AGUA PRIETA, Sonora - When he arrived in this city from the village of Salvador Urbina eight years ago, Daniel Cifuentes had lost hope that his small coffee farm in Chiapas could earn enough to support his family.

A coffee-roasting cooperative that peddles justice and fair wages in every cup of joe has brought it back.

"My plan was to come here and work at whatever I could find, because of necessity. If I'd had the opportunity, I would have crossed into the United States because of the same necessity," said Cifuentes, who took jobs in factories and labored in construction earning a little more than he could as a coffee farmer.

When despair and hopelessness made crossing into Arizona illegally a possibility, his wife would tell him to wait, saying "at least here we're still together."

Now Cifuentes is a manager and a coffee roaster for Cafe Justo - Just Coffee - a cooperative of Salvador Urbina farmers that roasts and packages 12-pound batches of coffee for shipment to the United States. He is one of three paid employees at the roasting facility in Agua Prieta.

Cafe Justo ships more than 300 1-pound packages a week and is primed to keep growing because American consumers are willing to pay more for coffee that factors in environmental concerns and fair wages for the Mexican farmers who grow it.

Cifuentes and 34 other Salvador Urbina coffee farmers are finding America's caffeine lovers seem willing to pay their asking price of $8 for a pound of dark-roasted, natural, shade-grown and bird-friendly coffee.

While the cooperative's coffee costs about twice as much as some well-known brands and about the same as any gourmet or specialty coffee, it is a price that provides the farmers a better chance to support themselves.

It also reduces the need for the farmers or their children to leave Salvador Urbina in search of better pay, said Eri Cifuentes, Daniel's brother and the current elected head of the cooperative in Chiapas.

That helped attract interest from Fronteras de Cristo, the Presbyterian Church's border ministry in Agua Prieta.

When the Rev. Mark Adams noticed that many members of the Lirio del Valle - Lily of the Valley - church were from Chiapas, he and other church members learned that many Chiapas farmers were being forced to leave home because of low coffee prices in a glutted market.

That began a dialogue within the church about "how to enter into a just relationship between those people growing the coffee and respond positively to what was going on with immigration."

They helped the coffee farmers organize on the fair-trade model, a system that begins with the premise that farmers deserve a livable return for their product, and provided them a $20,000 loan as seed money for the cooperative. It let the growers own the roasting facilities and market and distribute their product.

All three paid employees of the cooperative's roasting facility are Mexican and two are former Santa Urbina coffee farmers.

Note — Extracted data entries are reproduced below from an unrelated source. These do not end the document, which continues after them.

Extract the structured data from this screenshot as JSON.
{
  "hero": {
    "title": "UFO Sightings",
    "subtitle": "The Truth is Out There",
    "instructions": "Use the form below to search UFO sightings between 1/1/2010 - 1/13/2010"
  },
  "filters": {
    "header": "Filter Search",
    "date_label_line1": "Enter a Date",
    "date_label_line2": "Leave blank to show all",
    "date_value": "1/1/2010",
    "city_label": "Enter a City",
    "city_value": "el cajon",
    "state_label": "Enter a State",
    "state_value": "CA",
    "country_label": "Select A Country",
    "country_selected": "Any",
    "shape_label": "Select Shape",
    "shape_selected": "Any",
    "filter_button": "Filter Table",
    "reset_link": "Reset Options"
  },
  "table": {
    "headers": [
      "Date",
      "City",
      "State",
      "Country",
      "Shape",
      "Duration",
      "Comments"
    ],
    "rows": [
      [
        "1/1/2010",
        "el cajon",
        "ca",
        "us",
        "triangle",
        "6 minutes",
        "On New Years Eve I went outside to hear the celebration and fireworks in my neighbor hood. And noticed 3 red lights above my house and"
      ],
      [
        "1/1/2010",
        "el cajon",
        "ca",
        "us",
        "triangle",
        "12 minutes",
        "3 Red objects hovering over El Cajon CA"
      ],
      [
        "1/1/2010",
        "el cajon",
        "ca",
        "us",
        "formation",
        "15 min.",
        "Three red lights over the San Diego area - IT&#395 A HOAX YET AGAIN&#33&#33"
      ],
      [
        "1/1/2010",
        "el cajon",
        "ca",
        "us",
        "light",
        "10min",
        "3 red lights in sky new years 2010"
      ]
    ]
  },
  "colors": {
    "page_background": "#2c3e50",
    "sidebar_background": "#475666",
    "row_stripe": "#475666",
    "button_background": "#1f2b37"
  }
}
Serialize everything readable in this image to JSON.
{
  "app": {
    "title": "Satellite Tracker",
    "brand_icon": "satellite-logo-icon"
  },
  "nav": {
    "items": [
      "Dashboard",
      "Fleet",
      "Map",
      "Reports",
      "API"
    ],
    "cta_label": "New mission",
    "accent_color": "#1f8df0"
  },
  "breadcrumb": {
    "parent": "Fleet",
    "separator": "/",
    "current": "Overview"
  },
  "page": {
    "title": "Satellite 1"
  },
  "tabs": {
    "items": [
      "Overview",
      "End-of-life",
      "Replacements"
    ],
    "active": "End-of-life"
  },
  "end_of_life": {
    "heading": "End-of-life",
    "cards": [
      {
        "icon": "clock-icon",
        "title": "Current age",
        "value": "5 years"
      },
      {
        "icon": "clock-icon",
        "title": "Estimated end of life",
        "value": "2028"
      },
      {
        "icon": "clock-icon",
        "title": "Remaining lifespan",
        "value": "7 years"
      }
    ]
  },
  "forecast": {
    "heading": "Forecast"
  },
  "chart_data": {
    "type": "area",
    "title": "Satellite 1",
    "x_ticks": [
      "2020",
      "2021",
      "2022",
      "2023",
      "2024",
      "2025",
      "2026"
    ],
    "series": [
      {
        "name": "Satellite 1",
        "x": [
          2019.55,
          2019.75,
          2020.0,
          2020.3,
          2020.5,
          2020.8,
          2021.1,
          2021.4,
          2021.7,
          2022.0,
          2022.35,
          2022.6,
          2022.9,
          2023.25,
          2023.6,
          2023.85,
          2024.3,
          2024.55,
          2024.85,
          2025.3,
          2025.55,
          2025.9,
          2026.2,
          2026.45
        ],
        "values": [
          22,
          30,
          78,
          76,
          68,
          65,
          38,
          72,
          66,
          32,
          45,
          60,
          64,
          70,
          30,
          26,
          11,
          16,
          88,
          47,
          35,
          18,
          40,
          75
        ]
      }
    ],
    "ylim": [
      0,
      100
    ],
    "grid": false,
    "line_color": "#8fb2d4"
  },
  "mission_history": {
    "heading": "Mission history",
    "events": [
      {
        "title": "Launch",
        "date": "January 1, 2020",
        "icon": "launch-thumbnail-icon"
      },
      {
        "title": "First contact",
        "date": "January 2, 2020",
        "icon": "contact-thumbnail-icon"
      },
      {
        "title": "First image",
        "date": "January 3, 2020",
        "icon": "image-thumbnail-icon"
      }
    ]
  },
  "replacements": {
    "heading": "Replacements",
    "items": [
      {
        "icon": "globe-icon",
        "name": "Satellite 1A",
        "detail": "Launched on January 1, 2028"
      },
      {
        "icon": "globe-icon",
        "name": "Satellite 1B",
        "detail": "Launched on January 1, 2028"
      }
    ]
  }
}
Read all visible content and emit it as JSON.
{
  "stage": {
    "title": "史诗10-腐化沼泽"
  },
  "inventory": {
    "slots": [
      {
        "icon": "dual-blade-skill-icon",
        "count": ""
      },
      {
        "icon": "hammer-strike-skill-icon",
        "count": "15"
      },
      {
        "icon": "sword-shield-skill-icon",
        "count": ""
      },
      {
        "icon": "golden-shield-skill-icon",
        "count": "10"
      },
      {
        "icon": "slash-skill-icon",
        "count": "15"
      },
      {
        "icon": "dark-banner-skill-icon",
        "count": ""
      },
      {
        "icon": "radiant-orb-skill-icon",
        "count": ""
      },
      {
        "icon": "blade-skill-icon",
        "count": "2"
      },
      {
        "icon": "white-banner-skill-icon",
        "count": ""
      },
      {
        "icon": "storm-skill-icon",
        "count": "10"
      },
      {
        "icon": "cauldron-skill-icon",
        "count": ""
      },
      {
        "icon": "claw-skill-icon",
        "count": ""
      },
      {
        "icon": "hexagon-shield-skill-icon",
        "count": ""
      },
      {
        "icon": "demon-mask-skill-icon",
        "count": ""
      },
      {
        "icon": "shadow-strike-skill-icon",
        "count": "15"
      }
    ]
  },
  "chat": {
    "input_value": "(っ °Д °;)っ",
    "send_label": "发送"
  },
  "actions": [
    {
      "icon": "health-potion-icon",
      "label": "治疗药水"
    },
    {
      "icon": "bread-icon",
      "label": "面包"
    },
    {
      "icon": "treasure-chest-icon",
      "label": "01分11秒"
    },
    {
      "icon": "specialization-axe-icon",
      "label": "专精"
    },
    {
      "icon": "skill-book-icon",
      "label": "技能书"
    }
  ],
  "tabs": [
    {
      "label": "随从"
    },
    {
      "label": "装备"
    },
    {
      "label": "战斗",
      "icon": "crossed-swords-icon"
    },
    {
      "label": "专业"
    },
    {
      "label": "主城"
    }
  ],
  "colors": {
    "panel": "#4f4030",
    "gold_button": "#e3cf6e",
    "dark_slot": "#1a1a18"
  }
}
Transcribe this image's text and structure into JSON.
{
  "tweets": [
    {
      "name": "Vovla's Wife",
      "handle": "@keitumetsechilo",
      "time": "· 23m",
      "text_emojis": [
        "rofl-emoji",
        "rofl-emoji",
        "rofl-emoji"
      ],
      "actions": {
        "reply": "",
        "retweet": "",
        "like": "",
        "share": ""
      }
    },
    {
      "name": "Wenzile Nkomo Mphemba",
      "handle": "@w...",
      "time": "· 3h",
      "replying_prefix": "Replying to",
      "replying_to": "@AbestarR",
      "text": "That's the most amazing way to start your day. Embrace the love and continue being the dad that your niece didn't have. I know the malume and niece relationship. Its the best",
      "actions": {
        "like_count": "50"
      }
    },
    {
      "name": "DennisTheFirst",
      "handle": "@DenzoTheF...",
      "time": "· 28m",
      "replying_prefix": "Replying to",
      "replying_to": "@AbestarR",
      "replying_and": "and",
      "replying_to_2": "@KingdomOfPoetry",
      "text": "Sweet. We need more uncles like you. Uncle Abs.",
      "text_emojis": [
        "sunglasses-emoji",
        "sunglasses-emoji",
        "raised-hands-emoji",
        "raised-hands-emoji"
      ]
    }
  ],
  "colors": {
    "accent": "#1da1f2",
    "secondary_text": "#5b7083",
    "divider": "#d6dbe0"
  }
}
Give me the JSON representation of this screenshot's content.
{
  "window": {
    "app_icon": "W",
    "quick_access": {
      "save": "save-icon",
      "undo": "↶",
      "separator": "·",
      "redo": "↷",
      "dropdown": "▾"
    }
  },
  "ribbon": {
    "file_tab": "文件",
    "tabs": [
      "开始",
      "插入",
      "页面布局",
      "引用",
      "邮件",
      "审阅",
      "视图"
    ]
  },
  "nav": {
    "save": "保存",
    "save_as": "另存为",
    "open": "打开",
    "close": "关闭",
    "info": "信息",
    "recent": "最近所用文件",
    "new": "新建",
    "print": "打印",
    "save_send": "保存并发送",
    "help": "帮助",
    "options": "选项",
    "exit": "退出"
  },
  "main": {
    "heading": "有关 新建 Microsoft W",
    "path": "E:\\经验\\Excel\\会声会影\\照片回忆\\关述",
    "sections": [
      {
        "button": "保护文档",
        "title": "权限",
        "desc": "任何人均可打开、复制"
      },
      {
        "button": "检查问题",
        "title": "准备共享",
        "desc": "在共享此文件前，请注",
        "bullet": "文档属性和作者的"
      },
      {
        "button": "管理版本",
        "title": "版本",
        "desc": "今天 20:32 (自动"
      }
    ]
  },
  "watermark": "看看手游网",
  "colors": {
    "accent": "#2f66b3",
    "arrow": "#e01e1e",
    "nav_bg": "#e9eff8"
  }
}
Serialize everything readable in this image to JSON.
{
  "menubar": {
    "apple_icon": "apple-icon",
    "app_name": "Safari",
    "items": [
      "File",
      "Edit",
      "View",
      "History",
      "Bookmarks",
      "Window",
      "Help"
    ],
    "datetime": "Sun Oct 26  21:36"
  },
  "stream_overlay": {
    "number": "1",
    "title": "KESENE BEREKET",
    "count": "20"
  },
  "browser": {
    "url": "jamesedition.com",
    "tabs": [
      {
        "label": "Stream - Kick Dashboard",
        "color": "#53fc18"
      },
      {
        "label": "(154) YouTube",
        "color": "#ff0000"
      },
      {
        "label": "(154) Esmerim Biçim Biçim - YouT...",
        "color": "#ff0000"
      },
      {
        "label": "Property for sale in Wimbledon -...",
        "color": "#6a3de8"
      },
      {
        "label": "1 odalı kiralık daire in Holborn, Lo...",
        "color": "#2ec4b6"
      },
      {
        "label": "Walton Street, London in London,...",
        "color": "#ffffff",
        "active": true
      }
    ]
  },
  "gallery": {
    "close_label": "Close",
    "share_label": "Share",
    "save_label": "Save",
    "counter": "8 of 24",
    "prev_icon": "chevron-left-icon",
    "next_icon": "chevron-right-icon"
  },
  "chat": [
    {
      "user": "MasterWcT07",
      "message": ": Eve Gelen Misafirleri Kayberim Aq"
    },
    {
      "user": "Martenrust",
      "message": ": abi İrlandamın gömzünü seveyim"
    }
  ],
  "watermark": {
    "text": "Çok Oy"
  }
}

"So all of the money stays in Mexico, all of the job creation is in Mexico and all of the profit margin stays in the Santa Urbina community," said Adams. "It's a new kind of model and the hope of Just Coffee is to take that model and share it with other communities."

Cafe Justo's plan called for selling a ton of coffee in the first year of operation. With a month left until its first anniversary, it has sold more than four tons.

And late last week, Cafe Justo got an order for 2,000 pounds of roasted coffee beans from an Arizona-based grocery store chain.

"Things here are bad, but they'd be very critical without the advantages that the cooperative has provided. The buyers are not interested in paying for our coffee," said Eri Cifuentes in a telephone interview from Chiapas.

He said local brokers will pay about 350 pesos - about $35 - for a quintal, about a 100-pound sack of green organic arabica and robusta coffee beans.

The cooperative is able to pay its members more than $130 per quintal.

The goal of Cafe Justo is to be able to market its coffee so well that one day all of the coffee farmers in Santa Urbina can join the cooperative, controlling the 3,000 to 5,000 quintales of coffee grown there each year.

The coffee crop accounts for about 70 percent of agricultural production in Chiapas.

The prospects look good for coffee cooperatives like Cafe Justo, said Tim Kingston, a spokesman for Global Exchange, a fair-trade advocacy group in San Francisco.

The amount of fair-trade coffee sold grew by 54 percent from about 6.8 million pounds in 2001 to 10.6 million pounds last year. It and other members of the specialty coffee market were the most dynamic performers of the otherwise stagnant coffee market, he said.

The growing importance of coffee with a conscience was highlighted last year by the decision of coffee giant Starbucks to include fair-trade coffee among its products.

Procter & Gamble, the makers of Folger's, announced in September that it too will include free-trade coffee in its specialty lineup.